The major and some minor world’s religions were well represented at the Parliament of the World’s Religions that ended this month (December 2009) in Melbourne – but perhaps not quite the “world” itself.
The organisers, based in Chicago and offering these ambitious international, inter-religious festivals each five years, hoped for 10,000 people. Over a crowded week of activities about 6000 people attended, but with noticeably few speakers or participants from Africa, Asia and even Europe. Yet almost 70 per cent of Australians alone claim to have some kind of religious affiliation and religion continues to be an unmistakeable global force, shaping personal and collective identity and most particularly how we conceive of and respond to “the other”.
A further vast group, or group of groups, conspicuous by their absence, was religious exclusivists or fundamentalists. A few souls stood outside with banners to assure participants that Jesus is the only way, but most didn’t come close. There’s a long, agonising history to those absences. Within virtually all religions, and sometimes between denominations within a single religion, a belief prevails that other faith cultures cannot be called “religious” or “religions” because they are wholly wrong. From this viewpoint, dialogue and the understanding that might arise from dialogue or shared worship become unthinkable.
It’s no secret that the human capacity for self-righteousness reaches its zenith around religion (for and against). That’s the shadow side of the passion, expansion and inspiration that religious belief in all its variety can also give. But religion is not about belief only. Belief – and the particular nature of those beliefs – drives identity. Identity, in turn, drives how people behave and how they will justify their behaviours. It’s that potent and often only partially conscious mix that makes any political struggle infected by religious zealotry so remarkably dangerous. It also makes reasonable people noticeably unreasonable when they sense that their beliefs are threatened.
Religion remains for many a private affair but its social consequences are not.

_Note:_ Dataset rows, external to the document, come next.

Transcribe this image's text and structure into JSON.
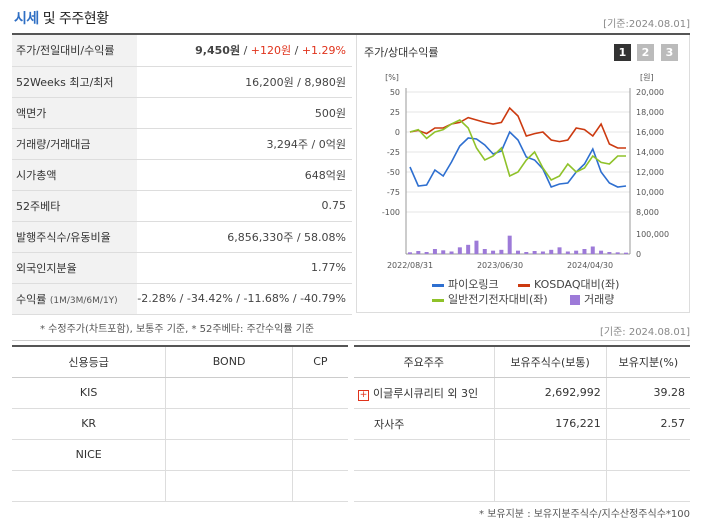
{
  "header": {
    "title_hl": "시세",
    "title_rest": " 및 주주현황",
    "basedate": "[기준:2024.08.01]"
  },
  "price_rows": [
    {
      "label": "주가/전일대비/수익률",
      "v1": "9,450원",
      "sep1": " / ",
      "v2": "+120원",
      "sep2": " / ",
      "v3": "+1.29%"
    },
    {
      "label": "52Weeks 최고/최저",
      "value": "16,200원 / 8,980원"
    },
    {
      "label": "액면가",
      "value": "500원"
    },
    {
      "label": "거래량/거래대금",
      "value": "3,294주 / 0억원"
    },
    {
      "label": "시가총액",
      "value": "648억원"
    },
    {
      "label": "52주베타",
      "value": "0.75"
    },
    {
      "label": "발행주식수/유동비율",
      "value": "6,856,330주 / 58.08%"
    },
    {
      "label": "외국인지분율",
      "value": "1.77%"
    },
    {
      "label": "수익률",
      "label_small": "(1M/3M/6M/1Y)",
      "value": "-2.28% / -34.42% / -11.68% / -40.79%"
    }
  ],
  "note1": "* 수정주가(차트포함), 보통주 기준, * 52주베타: 주간수익률 기준",
  "chart": {
    "title": "주가/상대수익률",
    "pages": [
      "1",
      "2",
      "3"
    ],
    "left_unit": "[%]",
    "right_unit": "[원]",
    "left_ticks": [
      "50",
      "25",
      "0",
      "-25",
      "-50",
      "-75",
      "-100"
    ],
    "right_ticks": [
      "20,000",
      "18,000",
      "16,000",
      "14,000",
      "12,000",
      "10,000",
      "8,000"
    ],
    "vol_ticks": [
      "100,000",
      "0"
    ],
    "x_ticks": [
      "2022/08/31",
      "2023/06/30",
      "2024/04/30"
    ],
    "legend": [
      "파이오링크",
      "KOSDAQ대비(좌)",
      "일반전기전자대비(좌)",
      "거래량"
    ],
    "colors": {
      "stock": "#2e6fd0",
      "kosdaq": "#cc3a10",
      "sector": "#8fc22a",
      "volume": "#9d7ad8"
    }
  },
  "chart_data": {
    "type": "line",
    "x_labels": [
      "2022/08/31",
      "2023/06/30",
      "2024/04/30"
    ],
    "series": [
      {
        "name": "파이오링크",
        "axis": "right",
        "values": [
          12500,
          10600,
          10700,
          12200,
          11600,
          13000,
          14600,
          15400,
          15300,
          14700,
          13800,
          14100,
          16000,
          15200,
          13500,
          13200,
          12300,
          10500,
          10800,
          10900,
          12000,
          12800,
          14300,
          12000,
          10900,
          10500,
          10600
        ]
      },
      {
        "name": "KOSDAQ대비(좌)",
        "axis": "left",
        "values": [
          0,
          2,
          -2,
          5,
          5,
          10,
          12,
          18,
          15,
          12,
          10,
          12,
          30,
          20,
          -5,
          -2,
          0,
          -10,
          -12,
          -10,
          5,
          3,
          -5,
          10,
          -15,
          -20,
          -20
        ]
      },
      {
        "name": "일반전기전자대비(좌)",
        "axis": "left",
        "values": [
          0,
          3,
          -8,
          0,
          3,
          10,
          15,
          5,
          -20,
          -35,
          -30,
          -20,
          -55,
          -50,
          -35,
          -25,
          -45,
          -60,
          -55,
          -40,
          -50,
          -45,
          -30,
          -38,
          -40,
          -30,
          -30
        ]
      },
      {
        "name": "거래량",
        "axis": "volume",
        "values": [
          10000,
          18000,
          12000,
          30000,
          22000,
          15000,
          40000,
          55000,
          80000,
          30000,
          20000,
          25000,
          110000,
          20000,
          12000,
          18000,
          15000,
          25000,
          40000,
          15000,
          20000,
          30000,
          45000,
          20000,
          12000,
          10000,
          8000
        ]
      }
    ],
    "ylim_left": [
      -100,
      50
    ],
    "ylim_right": [
      8000,
      20000
    ]
  },
  "basedate2": "[기준: 2024.08.01]",
  "credit": {
    "headers": [
      "신용등급",
      "BOND",
      "CP"
    ],
    "rows": [
      [
        "KIS",
        "",
        ""
      ],
      [
        "KR",
        "",
        ""
      ],
      [
        "NICE",
        "",
        ""
      ],
      [
        "",
        "",
        ""
      ]
    ]
  },
  "holders": {
    "headers": [
      "주요주주",
      "보유주식수(보통)",
      "보유지분(%)"
    ],
    "rows": [
      {
        "name": "이글루시큐리티 외 3인",
        "shares": "2,692,992",
        "pct": "39.28"
      },
      {
        "name": "자사주",
        "shares": "176,221",
        "pct": "2.57"
      },
      {
        "name": "",
        "shares": "",
        "pct": ""
      },
      {
        "name": "",
        "shares": "",
        "pct": ""
      }
    ]
  },
  "note2": "* 보유지분 : 보유지분주식수/지수산정주식수*100"
}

The buried question in many sessions at the Melbourne Parliament was how religious people might shift their vision to one that does not simply embrace difference, as a Parliament slogan advocated, but transcend it – and not for the sake of the “other” only, but also for self-preservation and safety.
This is not about eliminating difference but losing our fear of it. It’s about thinking differently about “difference” itself. There’s history here. Each of the world’s faiths preaches unconditional compassion and the urgency of peacemaking. Swami Vivekananda electrified the largely Christian crowd at the first of these Parliaments in 1893 when he argued for “universal acceptance” as a spiritual goal, boldly stating that sectarianism and bigotry have “filled the earth with violence, drenched it often and often with human blood”.
Unconditional compassion remains the critical challenge in 21st-century religious and spiritual life because in practice, and often with elaborate theological justifications, concepts of “neighbour” and “the other” continue to be dangerously limited.
Swiss theologian Hans Kung is credited with saying that there will be no peace in the world until there is peace between religions. Islamic and Jewish speakers were outstandingly eloquent in their confidence that peace and co-operation must be based upon first-hand experiences, including generous hospitality not to people only but also to ideas that may at first seem “foreign”. (What we presume we know, what we presume we are hearing, can be our greatest barriers to clarity as well as understanding.)
Like many speakers, Kung was at this Parliament to analyse a global social problem from a religiously ethical perspective. In his case, it was to present a global economic ethic first presented at the UN just two months ago. Kung’s theology is Christian; his view is inclusive. And at this Parliament he was not alone.
Rabbi Michael Lerner, editor of Tikkun magazine and a self-declared religious progressive, elaborated the need for new visions that would drive new actions. “No more in my life am I going to go with a compromised vision of what life could be,” Lerner said.
Swami Agnivesh, president of a Hindu reform movement and active in the elimination of child slavery, questioned the religiosity of many religious people. Do they worship God or seek spiritual transformation – or is it their religious ideology that has them in thrall? Agnivesh asked the question that distinguishes this as a spiritual challenge: “To what extent do my beliefs help me evolve from within – and to relate to others as part of me?”
Repeatedly participants as well as speakers drew attention to a need for an inter-religious (and intra-religious) co-operation as radical as any contemporary action on climate change and just as necessary. These are changes that will depend on humility as much as vision: admitting the costs of divisiveness; facing the prejudices that marginalise women and indigenous people in traditional religious practice; recognising common causes and living a common ethic. Along with this and sustaining it will be increasing hints and experiences not of a common theology but a necessary respect for common, profound spiritual yearnings – and the life-saving direction in which they might take us.